Our British Academy-supported links project with Kenya National Museums (KNM) has taken us deep into Kenyan life.  The country has many difficulties, but the pace of change is exciting.  Education is key to everything.  Once as a research student here, I felt sadly that it was largely wasted on young people who had little future.  As late as 2000 The Economist wrote off Africa as the lost continent.  In Kenya, though, people could build on a mastery of English, and a new generation was strikingly ready for the mobile phone and the internet, which have dramatically transformed life.  True, in the caldera there is reception only in one spot under a tree, where the signal comes up the gorge.  But that will change rapidly.
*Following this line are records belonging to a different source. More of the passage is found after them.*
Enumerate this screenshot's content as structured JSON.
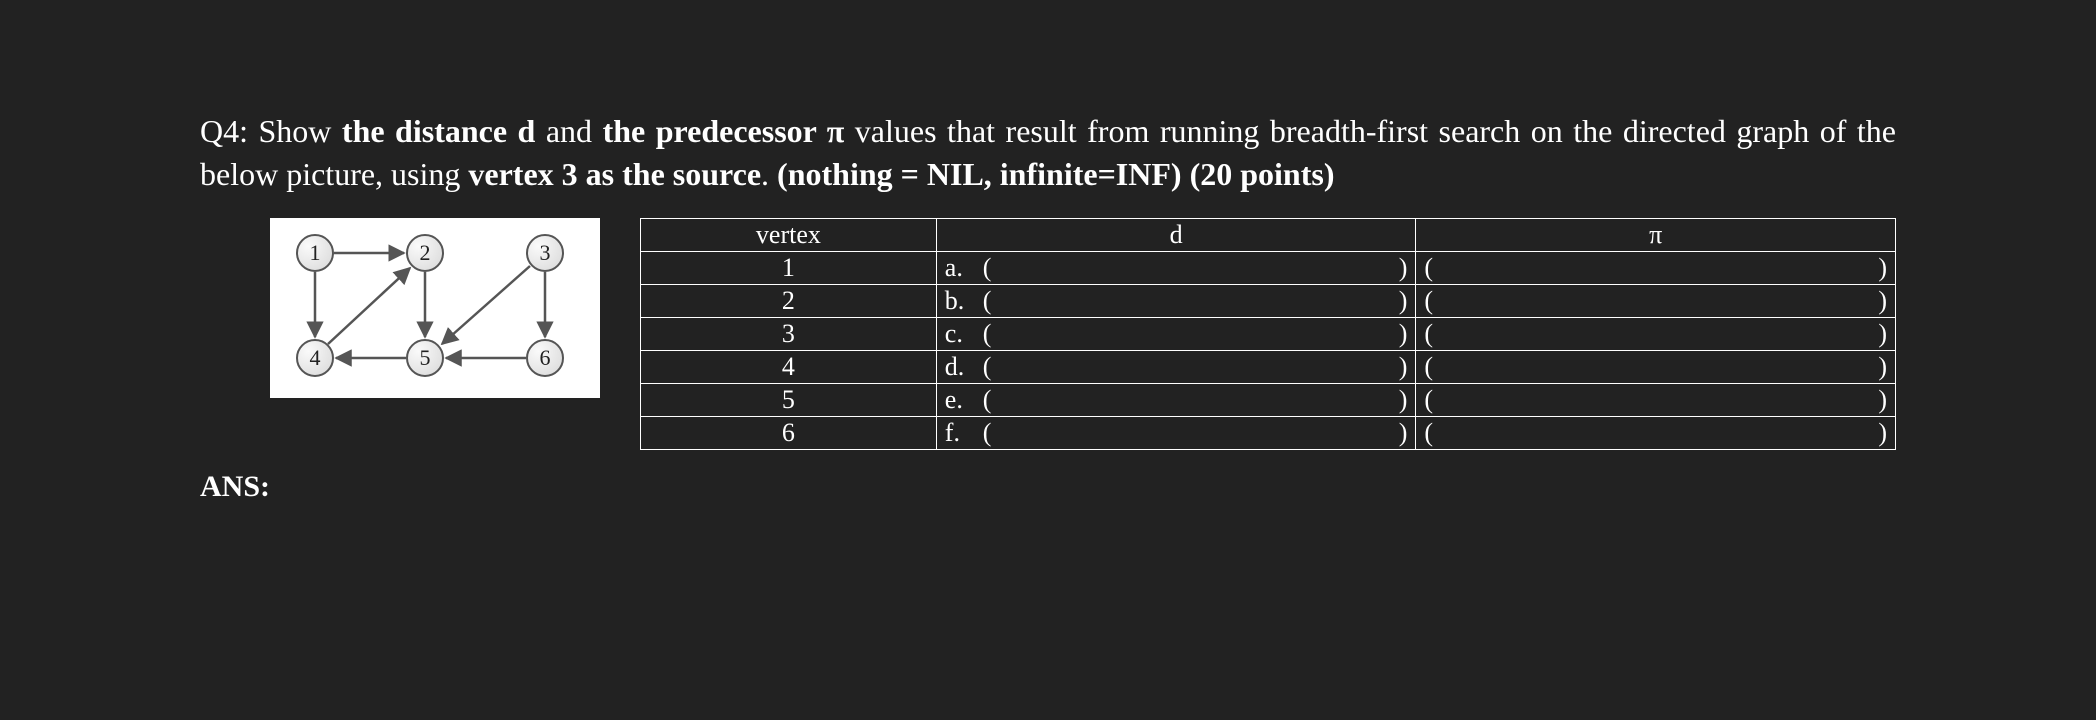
{
  "question": {
    "prefix": "Q4: Show ",
    "b1": "the distance d",
    "mid1": " and ",
    "b2": "the predecessor π",
    "mid2": " values that result from running breadth-first search on the directed graph of the below picture, using ",
    "b3": "vertex 3 as the source",
    "mid3": ". ",
    "b4": "(nothing = NIL, infinite=INF) (20 points)"
  },
  "graph": {
    "nodes": [
      "1",
      "2",
      "3",
      "4",
      "5",
      "6"
    ]
  },
  "table": {
    "headers": {
      "vertex": "vertex",
      "d": "d",
      "pi": "π"
    },
    "rows": [
      {
        "vertex": "1",
        "label": "a."
      },
      {
        "vertex": "2",
        "label": "b."
      },
      {
        "vertex": "3",
        "label": "c."
      },
      {
        "vertex": "4",
        "label": "d."
      },
      {
        "vertex": "5",
        "label": "e."
      },
      {
        "vertex": "6",
        "label": "f."
      }
    ]
  },
  "answer_label": "ANS:"
}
The progress of development is unstoppable.  A pickup full of electrical gear grinds up the hill; electricity poles are already up, though waiting for the vital link up the mountainside where the poles are scattered along the roadside like giant matchsticks.  Kenya Power announces that it has put 1.25 million more people on the grid in the last year, and it aims for 70% coverage in the near future.

Stephen, Our KNM collaborator, has just been made Chair of Governors of a secondary school south of the mountain.  We visit and are greeted by the head, a quiet spoken man, tidily suited, who is totally committed to making the most of slender resources.  Over a decade he has built up the numbers from around 20 to more than 250.  The power means that computers are running in the office.  The last classroom has no roof yet, but on a sunny day pupils congregate there.  Outside we hear that new latrines are needed.  Not water closets – here the progressive eco-friendly way to build toilets is as exceptionally deep long drops – we are amazed to learn that the latrine will go down sixty feet down through the volcanic rocks that we know so well.  Someone is chipping away far down in a broad shaft whose vertical face s would do credit to any archaeologist.  Inside and outside the mountain digging deep seems a positive way forwards around here.